We Can Do It 2.0

Photo: Ukrainian women are taking the wheel of heavy vehicles and mastering other so-called "male" professions. This is because the war has mobilised nearly a million Ukrainian men into the Defence Forces of Ukraine. Source: FB Scania Ukraine.
Photo: Ukrainian women are taking the wheel of heavy vehicles and mastering other so-called "male" professions. This is because the war has mobilised nearly a million Ukrainian men into the Defence Forces of Ukraine. Source: FB Scania Ukraine.

Ukraine is encouraging women to take on roles traditionally held by men, who have now taken up arms to defend the country. This is reminiscent of the campaigns conducted by the US and UK governments during the Second World War, but there are many differences. Modern industries require skilled workers, and additional training takes considerable time. Contemporary society has much weaker stereotypes regarding the division of professions into exclusively "male" and "female" roles. In Ukraine, there are strong traditions not only of female employment but also of advocating for equal pay with men. Feminism, in this sense, is quite favourably received by society, although many issues remain. So, in Ukraine, "We Can Do It" is happening, but this is the second version, possibly improved.

In an interview with the German TV channel ARD, President Volodymyr Zelensky stated the number of military personnel: "We have 880,000. We have a million-strong army." However, this is not the total number of those bearing arms.

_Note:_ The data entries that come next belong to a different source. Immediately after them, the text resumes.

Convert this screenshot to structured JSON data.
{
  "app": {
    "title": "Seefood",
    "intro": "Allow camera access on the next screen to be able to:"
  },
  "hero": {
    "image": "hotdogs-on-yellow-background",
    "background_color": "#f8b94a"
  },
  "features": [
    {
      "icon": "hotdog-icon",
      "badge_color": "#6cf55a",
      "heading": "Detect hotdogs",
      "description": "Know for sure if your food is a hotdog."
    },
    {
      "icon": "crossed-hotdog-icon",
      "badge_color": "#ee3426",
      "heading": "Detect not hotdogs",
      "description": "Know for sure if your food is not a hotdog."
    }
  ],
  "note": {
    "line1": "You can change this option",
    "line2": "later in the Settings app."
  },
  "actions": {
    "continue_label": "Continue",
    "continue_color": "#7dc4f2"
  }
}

In addition to the Armed Forces of Ukraine (AFU), there is also the Security Service of Ukraine (SBU), which conducts intelligence and sabotage activities and has its own project for using aerial and naval drones for deep strikes on Russian targets. There are the Border Guard Service and National Guard, these are also involved in combat operations. The State Emergency Service (SES) personnel deal with the aftermath of Russian air and missile attacks. SES personnel are in high-risk zones because Russians often brazenly launch repeat attacks on civilian sites where rescue operations have already begun. This means that at least 1.2 million personnel are engaged in Ukraine's defence forces and paramilitary formations.

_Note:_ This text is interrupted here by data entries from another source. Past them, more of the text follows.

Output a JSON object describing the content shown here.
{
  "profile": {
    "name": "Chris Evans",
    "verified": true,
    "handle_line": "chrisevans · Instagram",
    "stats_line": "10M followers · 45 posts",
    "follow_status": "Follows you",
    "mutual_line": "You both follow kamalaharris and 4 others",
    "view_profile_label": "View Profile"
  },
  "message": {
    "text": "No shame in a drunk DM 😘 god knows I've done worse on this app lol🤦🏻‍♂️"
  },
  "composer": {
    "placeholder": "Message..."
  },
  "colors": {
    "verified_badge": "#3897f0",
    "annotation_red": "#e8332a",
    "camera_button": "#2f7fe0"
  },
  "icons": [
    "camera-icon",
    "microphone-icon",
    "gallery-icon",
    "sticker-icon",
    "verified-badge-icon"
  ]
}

Of course, the majority of the defence personnel are men. For example, the Armed Forces of Ukraine (including the ground forces, navy, and air force) have approximately 43,000 women serving. These figures indicate that about 800,000 men have been mobilised since Russia's full-scale invasion of Ukraine. At the same time, according to Ukraine’s state statistics, the number of working-age people has decreased from 17.4 million to 11.7 million due to the displacement of individuals to Europe for safety. Additionally, due to mobilisation, the number of men working in the economy and in civil service has decreased by almost 15%.

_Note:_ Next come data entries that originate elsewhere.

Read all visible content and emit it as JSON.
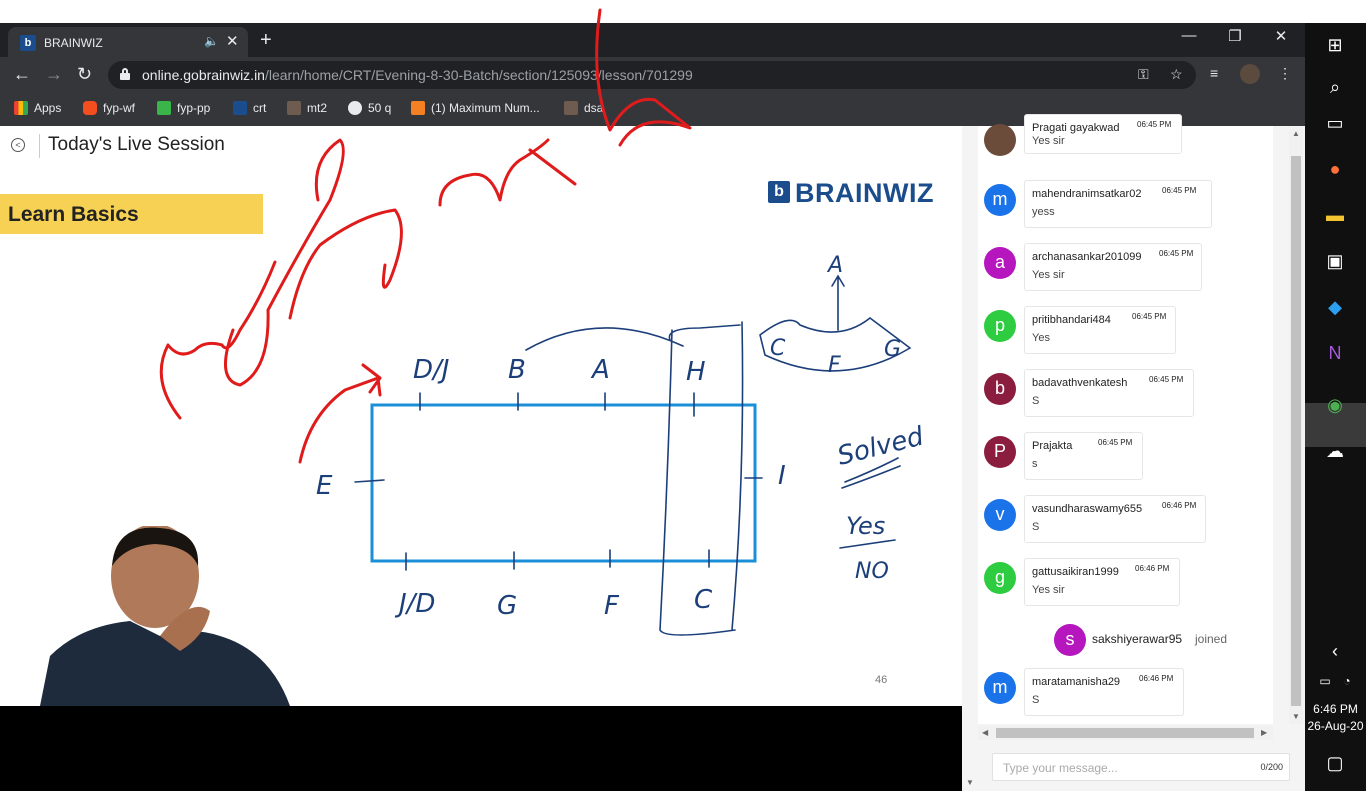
{
  "browser": {
    "tab_title": "BRAINWIZ",
    "url_host": "online.gobrainwiz.in",
    "url_path": "/learn/home/CRT/Evening-8-30-Batch/section/125093/lesson/701299",
    "bookmarks": [
      "Apps",
      "fyp-wf",
      "fyp-pp",
      "crt",
      "mt2",
      "50 q",
      "(1) Maximum Num...",
      "dsa"
    ]
  },
  "page": {
    "title": "Today's Live Session"
  },
  "slide": {
    "banner": "Learn Basics",
    "logo_text": "BRAINWIZ",
    "page_number": "46"
  },
  "chat": {
    "messages": [
      {
        "initial": "",
        "name": "Pragati gayakwad",
        "time": "06:45 PM",
        "text": "Yes sir",
        "color": "#6b4b3a"
      },
      {
        "initial": "m",
        "name": "mahendranimsatkar02",
        "time": "06:45 PM",
        "text": "yess",
        "color": "#1a73e8"
      },
      {
        "initial": "a",
        "name": "archanasankar201099",
        "time": "06:45 PM",
        "text": "Yes sir",
        "color": "#b616bd"
      },
      {
        "initial": "p",
        "name": "pritibhandari484",
        "time": "06:45 PM",
        "text": "Yes",
        "color": "#2ecc40"
      },
      {
        "initial": "b",
        "name": "badavathvenkatesh",
        "time": "06:45 PM",
        "text": "S",
        "color": "#8b1e3f"
      },
      {
        "initial": "P",
        "name": "Prajakta",
        "time": "06:45 PM",
        "text": "s",
        "color": "#8b1e3f"
      },
      {
        "initial": "v",
        "name": "vasundharaswamy655",
        "time": "06:46 PM",
        "text": "S",
        "color": "#1a73e8"
      },
      {
        "initial": "g",
        "name": "gattusaikiran1999",
        "time": "06:46 PM",
        "text": "Yes sir",
        "color": "#2ecc40"
      }
    ],
    "join": {
      "initial": "s",
      "name": "sakshiyerawar95",
      "word": "joined",
      "color": "#b616bd"
    },
    "last": {
      "initial": "m",
      "name": "maratamanisha29",
      "time": "06:46 PM",
      "text": "S",
      "color": "#1a73e8"
    },
    "input_placeholder": "Type your message...",
    "char_count": "0/200"
  },
  "taskbar": {
    "time": "6:46 PM",
    "date": "26-Aug-20"
  },
  "handwriting": {
    "diagram_labels": [
      "D/J",
      "B",
      "A",
      "H",
      "E",
      "I",
      "J/D",
      "G",
      "F",
      "C",
      "A",
      "C",
      "F",
      "G"
    ],
    "notes": [
      "Solved",
      "Yes",
      "NO"
    ]
  }
}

In specific professional groups, the situation is even more severe. For instance, the AFU needs heavy truck drivers, electricians, auto mechanics, heavy construction equipment operators, and many other professions. These professionals are being actively recruited both through mobilisation and by inviting volunteers for contract service. This leads to the depletion of entire professional groups, adversely affecting economic life. Ukraine is facing a severe shortage of representatives of so-called "male" professions. Even wage increases and retraining men for related professions are not enough to solve the problem.

What is helping then? It turns out that the informal initiative "We Can Do It 2.0" is, although it does not yet have this name officially.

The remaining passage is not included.